This patch speeds up dictionary lookup when the key is an interned string. Test results (Guido's tar from patch #597907) Before: builtin 2.01 global 1.57 local 1.87 fastlocal 1.02 After: builtin 1.78 global 1.63 local 1.51 fastlocal 1.06 Not as impressive as the last patch because this version doesn't use the inline macro yet. A dummy/negative entry is now defined as me_key != NULL and me_value == NULL. A dummy entry also has me_hash set to -1 to shave a few more cycles in the search. Management of negative entries and the interaction with table resizing still needs more work. If there is not enough room for a new negative entry it is simply ignored. The bottlneck appears to be the first negative lookup. It starts with a fast search that fails and then falls back to a slow search and inserts a negative entry. This path is significantly slower than without the patch. Subsequent lookups will be much faster but many objects are created where attributes or methods are looked up just once. The solution I am considering is to change lookdict_string to lookdict_interned. A dictionary in this state has only interned string keys so the fast search is guaranteed to produce the correct result if the lookup key is also an interned string with no fallback required. This should also make it easier to speed up PyDict_SetItem.

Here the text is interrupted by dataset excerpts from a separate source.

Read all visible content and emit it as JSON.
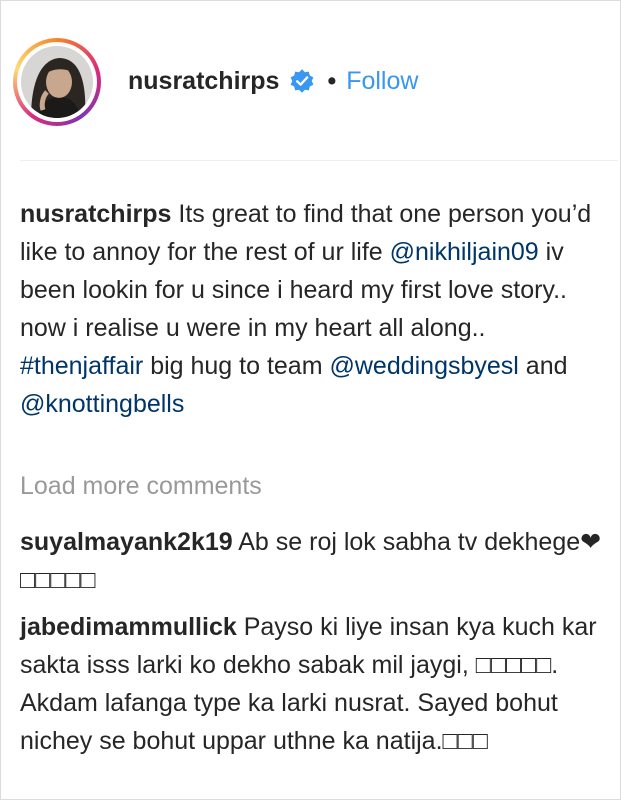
{
  "post_header": {
    "username": "nusratchirps",
    "separator": "•",
    "follow_label": "Follow",
    "verified": true,
    "ring_colors": [
      "#f58529",
      "#dd2a7b",
      "#8134af",
      "#feda77"
    ],
    "follow_color": "#3897f0"
  },
  "caption": {
    "username": "nusratchirps",
    "text_1": " Its great to find that one person you’d like to annoy for the rest of ur life ",
    "mention_1": "@nikhiljain09",
    "text_2": " iv been lookin for u since i heard my first love story.. now i realise u were in my heart all along.. ",
    "hashtag": "#thenjaffair",
    "text_3": " big hug to team ",
    "mention_2": "@weddingsbyesl",
    "text_4": " and ",
    "mention_3": "@knottingbells"
  },
  "load_more": {
    "label": "Load more comments"
  },
  "comments": [
    {
      "username": "suyalmayank2k19",
      "text": " Ab se roj lok sabha tv dekhege❤□□□□□"
    },
    {
      "username": "jabedimammullick",
      "text": " Payso ki liye insan kya kuch kar sakta isss larki ko dekho sabak mil jaygi, □□□□□. Akdam lafanga type ka larki nusrat. Sayed bohut nichey se bohut uppar uthne ka natija.□□□"
    }
  ]
}
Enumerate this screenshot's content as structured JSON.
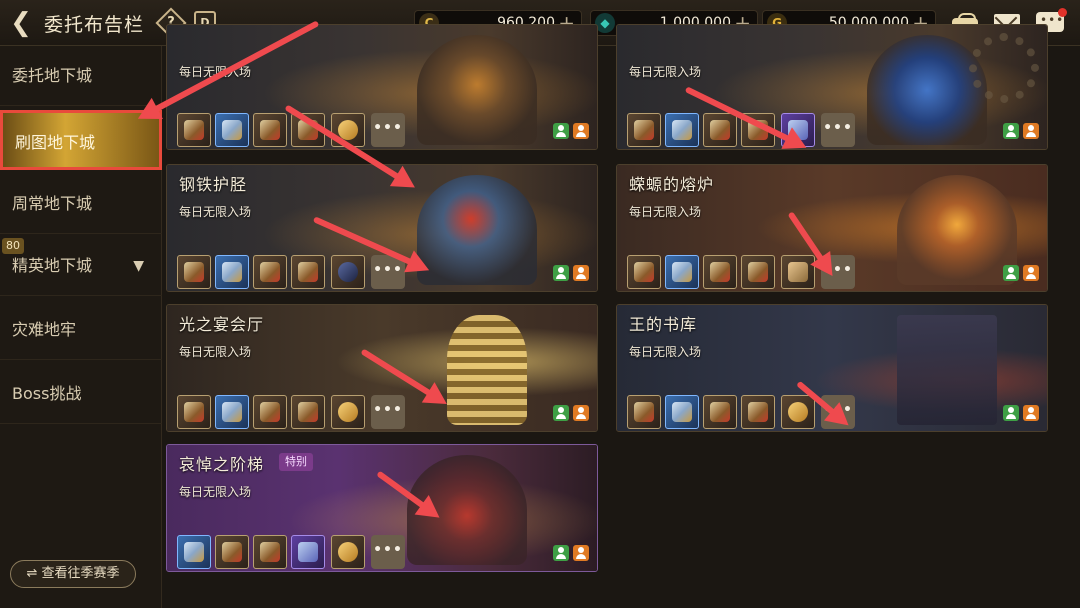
{
  "header": {
    "back_icon": "back-arrow-icon",
    "title": "委托布告栏",
    "help_label": "?",
    "calendar_label": "D"
  },
  "currencies": [
    {
      "icon": "gold-coin-icon",
      "symbol": "C",
      "value": "960,200",
      "color": "#e0b84a"
    },
    {
      "icon": "crystal-icon",
      "symbol": "◆",
      "value": "1,000,000",
      "color": "#38c7b5"
    },
    {
      "icon": "medal-icon",
      "symbol": "G",
      "value": "50,000,000",
      "color": "#e2b23a"
    }
  ],
  "top_icons": [
    "bag-icon",
    "mail-icon",
    "chat-icon"
  ],
  "sidebar": {
    "items": [
      {
        "label": "委托地下城",
        "active": false
      },
      {
        "label": "刷图地下城",
        "active": true
      },
      {
        "label": "周常地下城",
        "active": false
      },
      {
        "label": "精英地下城",
        "active": false,
        "level": "80",
        "expand_icon": "chevron-down-icon"
      },
      {
        "label": "灾难地牢",
        "active": false
      },
      {
        "label": "Boss挑战",
        "active": false
      }
    ],
    "season_button": "⇌ 查看往季赛季"
  },
  "cards": [
    {
      "name": "",
      "subtitle": "每日无限入场",
      "special": false,
      "more": "•••"
    },
    {
      "name": "",
      "subtitle": "每日无限入场",
      "special": false,
      "more": "•••"
    },
    {
      "name": "钢铁护胫",
      "subtitle": "每日无限入场",
      "special": false,
      "more": "•••"
    },
    {
      "name": "蝾螈的熔炉",
      "subtitle": "每日无限入场",
      "special": false,
      "more": "•••"
    },
    {
      "name": "光之宴会厅",
      "subtitle": "每日无限入场",
      "special": false,
      "more": "•••"
    },
    {
      "name": "王的书库",
      "subtitle": "每日无限入场",
      "special": false,
      "more": "•••"
    },
    {
      "name": "哀悼之阶梯",
      "subtitle": "每日无限入场",
      "special": true,
      "tag": "特别",
      "more": "•••"
    }
  ],
  "accent_colors": {
    "highlight_border": "#e94a3c",
    "annotation_arrow": "#ef4a4e",
    "active_tab": "#d3a534"
  }
}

Logged In: YES user_id=6380 Assigned to me because it may relate to patch 597907. But I have no time to sort through this, and it seems Oren's priorities lie elsewhere. If someone can help out, please do!
Logged In: YES user_id=6380 I don't see any improvement with pystone. That doesn't mean much, but it means I'm not going to do this before releasing 2.3a1.
Logged In: YES user_id=562624 According to my instrumented version pystone was something like 97.8% fastlocal lookups. I'm afraid I won't be able to continue my work on this patch any time soon. If anyone wants to take over I'll be happy to help.
Logged In: YES user_id=80475 Most of the benefits of this patch were already obtained by the newer dict resizing scheme (quarupling size instead of doubling) which made both successful and unsuccessful lookups go faster. Closing this until new research efforts show that additional improvements are possible.